Willow Springs, NC

After a few months of transitions, we are finally settling in at our new home. Thus far, it has been entirely pleasant to be here, and with each passing day, I feel that our decision to move here was the right one.
Of course, this is, as always, a developing view as we have not yet begun to look for jobs. However, we have socialized a couple of times, and in these tentative socail interactions, we have felt welcome and accepted. It's amazing to me that in our short time here, we already feel more positivity and acceptance than we ever felt in our torturous five years in Hawaii.
When people ask us why we left, or how we could ever think to leave such a beautiful place, I really feel guilty in having to tell them of all our problems there.
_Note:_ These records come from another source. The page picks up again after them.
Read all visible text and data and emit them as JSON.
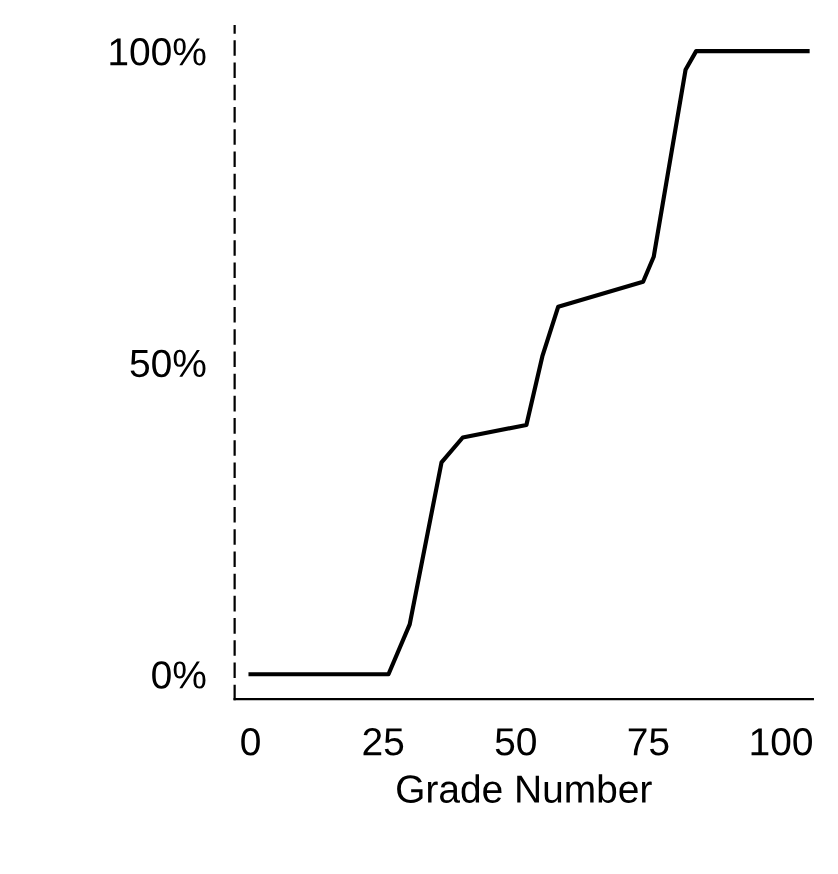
{
  "chart_data": {
    "type": "line",
    "xlabel": "Grade Number",
    "x": [
      0,
      26,
      30,
      36,
      40,
      52,
      55,
      58,
      74,
      76,
      82,
      84,
      105
    ],
    "series": [
      {
        "color": "#000000",
        "values": [
          0,
          0,
          8,
          34,
          38,
          40,
          51,
          59,
          63,
          67,
          97,
          100,
          100
        ]
      }
    ],
    "xlim": [
      -3,
      106
    ],
    "ylim": [
      -4,
      104
    ],
    "xticks": [
      0,
      25,
      50,
      75,
      100
    ],
    "yticks": [
      {
        "value": 0,
        "label": "0%"
      },
      {
        "value": 50,
        "label": "50%"
      },
      {
        "value": 100,
        "label": "100%"
      }
    ],
    "grid": false,
    "marker": "none",
    "line_style": "solid"
  }
}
It feels like I am ruining their idea of the place by throwing in our reality. At the same time, I feel a bit bad to speak ill of the place; isn't that funny!? Five years of unhappiness at virtually every aspect of that place save the weather, and I actually feel wrong to speak ill of it!
The truth is that I realize the limited scope of our reality there, and that others might find it entirely different from my sad view. I am usually quick to tell people that it is more acceptible for the independently wealthy, the retired, or the student/surfer, living life purely to party. But at the same time, I am equally quick to point out that "locals" are not very accepting of "mainlanders" and that a feeling of racism and anti-outsiderism pervades so much of the interactions, even on a casual basis, with local people.
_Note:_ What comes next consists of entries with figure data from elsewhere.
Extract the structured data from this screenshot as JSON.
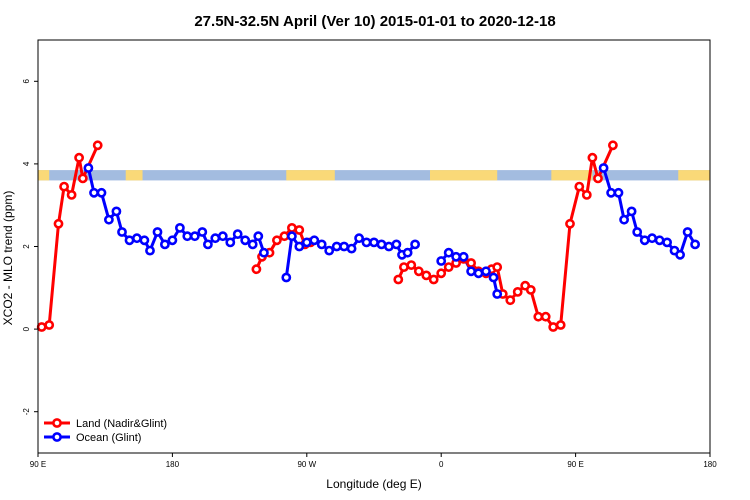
{
  "chart_data": {
    "type": "line",
    "title": "27.5N-32.5N April (Ver 10)   2015-01-01 to 2020-12-18",
    "xlabel": "Longitude (deg E)",
    "ylabel": "XCO2 - MLO trend (ppm)",
    "xlim": [
      90,
      450
    ],
    "ylim": [
      -3,
      7
    ],
    "x_ticks": [
      {
        "value": 90,
        "label": "90 E"
      },
      {
        "value": 162,
        "label": "180"
      },
      {
        "value": 234,
        "label": "90 W"
      },
      {
        "value": 306,
        "label": "0"
      },
      {
        "value": 378,
        "label": "90 E"
      },
      {
        "value": 450,
        "label": "180"
      }
    ],
    "y_ticks": [
      {
        "value": -2,
        "label": "-2"
      },
      {
        "value": 0,
        "label": "0"
      },
      {
        "value": 2,
        "label": "2"
      },
      {
        "value": 4,
        "label": "4"
      },
      {
        "value": 6,
        "label": "6"
      }
    ],
    "grid": false,
    "legend_position": "bottom-left",
    "land_ocean_strip": {
      "y_range": [
        3.6,
        3.85
      ],
      "ocean_color": "#a3bce0",
      "land_color": "#fad978",
      "land_spans": [
        [
          90,
          96
        ],
        [
          137,
          146
        ],
        [
          223,
          249
        ],
        [
          300,
          336
        ],
        [
          365,
          387
        ],
        [
          433,
          450
        ]
      ]
    },
    "series": [
      {
        "name": "Land (Nadir&Glint)",
        "color": "#ff0000",
        "segments": [
          [
            [
              92,
              0.05
            ],
            [
              96,
              0.1
            ],
            [
              101,
              2.55
            ],
            [
              104,
              3.45
            ],
            [
              108,
              3.25
            ],
            [
              112,
              4.15
            ],
            [
              114,
              3.65
            ],
            [
              122,
              4.45
            ]
          ],
          [
            [
              207,
              1.45
            ],
            [
              210,
              1.75
            ],
            [
              214,
              1.85
            ],
            [
              218,
              2.15
            ],
            [
              222,
              2.25
            ],
            [
              226,
              2.45
            ],
            [
              230,
              2.4
            ],
            [
              233,
              2.05
            ],
            [
              236,
              2.1
            ]
          ],
          [
            [
              283,
              1.2
            ],
            [
              286,
              1.5
            ],
            [
              290,
              1.55
            ],
            [
              294,
              1.4
            ],
            [
              298,
              1.3
            ],
            [
              302,
              1.2
            ],
            [
              306,
              1.35
            ],
            [
              310,
              1.5
            ],
            [
              314,
              1.6
            ],
            [
              318,
              1.7
            ],
            [
              322,
              1.6
            ],
            [
              326,
              1.4
            ],
            [
              330,
              1.35
            ],
            [
              333,
              1.45
            ],
            [
              336,
              1.5
            ],
            [
              339,
              0.85
            ],
            [
              343,
              0.7
            ],
            [
              347,
              0.9
            ],
            [
              351,
              1.05
            ],
            [
              354,
              0.95
            ],
            [
              358,
              0.3
            ],
            [
              362,
              0.3
            ],
            [
              366,
              0.05
            ],
            [
              370,
              0.1
            ],
            [
              375,
              2.55
            ],
            [
              380,
              3.45
            ],
            [
              384,
              3.25
            ],
            [
              387,
              4.15
            ],
            [
              390,
              3.65
            ],
            [
              398,
              4.45
            ]
          ]
        ]
      },
      {
        "name": "Ocean (Glint)",
        "color": "#0000ff",
        "segments": [
          [
            [
              117,
              3.9
            ],
            [
              120,
              3.3
            ],
            [
              124,
              3.3
            ],
            [
              128,
              2.65
            ],
            [
              132,
              2.85
            ],
            [
              135,
              2.35
            ],
            [
              139,
              2.15
            ],
            [
              143,
              2.2
            ],
            [
              147,
              2.15
            ],
            [
              150,
              1.9
            ],
            [
              154,
              2.35
            ],
            [
              158,
              2.05
            ],
            [
              162,
              2.15
            ],
            [
              166,
              2.45
            ],
            [
              170,
              2.25
            ],
            [
              174,
              2.25
            ],
            [
              178,
              2.35
            ],
            [
              181,
              2.05
            ],
            [
              185,
              2.2
            ],
            [
              189,
              2.25
            ],
            [
              193,
              2.1
            ],
            [
              197,
              2.3
            ],
            [
              201,
              2.15
            ],
            [
              205,
              2.05
            ],
            [
              208,
              2.25
            ],
            [
              211,
              1.85
            ]
          ],
          [
            [
              223,
              1.25
            ],
            [
              226,
              2.25
            ],
            [
              230,
              2.0
            ],
            [
              234,
              2.1
            ],
            [
              238,
              2.15
            ],
            [
              242,
              2.05
            ],
            [
              246,
              1.9
            ],
            [
              250,
              2.0
            ],
            [
              254,
              2.0
            ],
            [
              258,
              1.95
            ],
            [
              262,
              2.2
            ],
            [
              266,
              2.1
            ],
            [
              270,
              2.1
            ],
            [
              274,
              2.05
            ],
            [
              278,
              2.0
            ],
            [
              282,
              2.05
            ],
            [
              285,
              1.8
            ],
            [
              288,
              1.85
            ],
            [
              292,
              2.05
            ]
          ],
          [
            [
              306,
              1.65
            ],
            [
              310,
              1.85
            ],
            [
              314,
              1.75
            ],
            [
              318,
              1.75
            ],
            [
              322,
              1.4
            ],
            [
              326,
              1.35
            ],
            [
              330,
              1.4
            ],
            [
              334,
              1.25
            ],
            [
              336,
              0.85
            ]
          ],
          [
            [
              393,
              3.9
            ],
            [
              397,
              3.3
            ],
            [
              401,
              3.3
            ],
            [
              404,
              2.65
            ],
            [
              408,
              2.85
            ],
            [
              411,
              2.35
            ],
            [
              415,
              2.15
            ],
            [
              419,
              2.2
            ],
            [
              423,
              2.15
            ],
            [
              427,
              2.1
            ],
            [
              431,
              1.9
            ],
            [
              434,
              1.8
            ],
            [
              438,
              2.35
            ],
            [
              442,
              2.05
            ]
          ]
        ]
      }
    ]
  }
}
The truth is that it will take a long time indeed for me to deal with my experience in Hawaii. So much of it was so negative that I shrink from the task of recalling it. What a miserable place it truly was for me! Even now, I still feel a great depth of malevolence for it. So I guess it is best not to speak more on it until I can get a little more perspective. Suffice it to say for now that the only thing of benefit I can admit right now it that we made a great profit on the sale of our house there.
We will have to see if there is anything else more positive I can say about the place. (I still fantasize about it sinking to the bottom of the Pacific though.)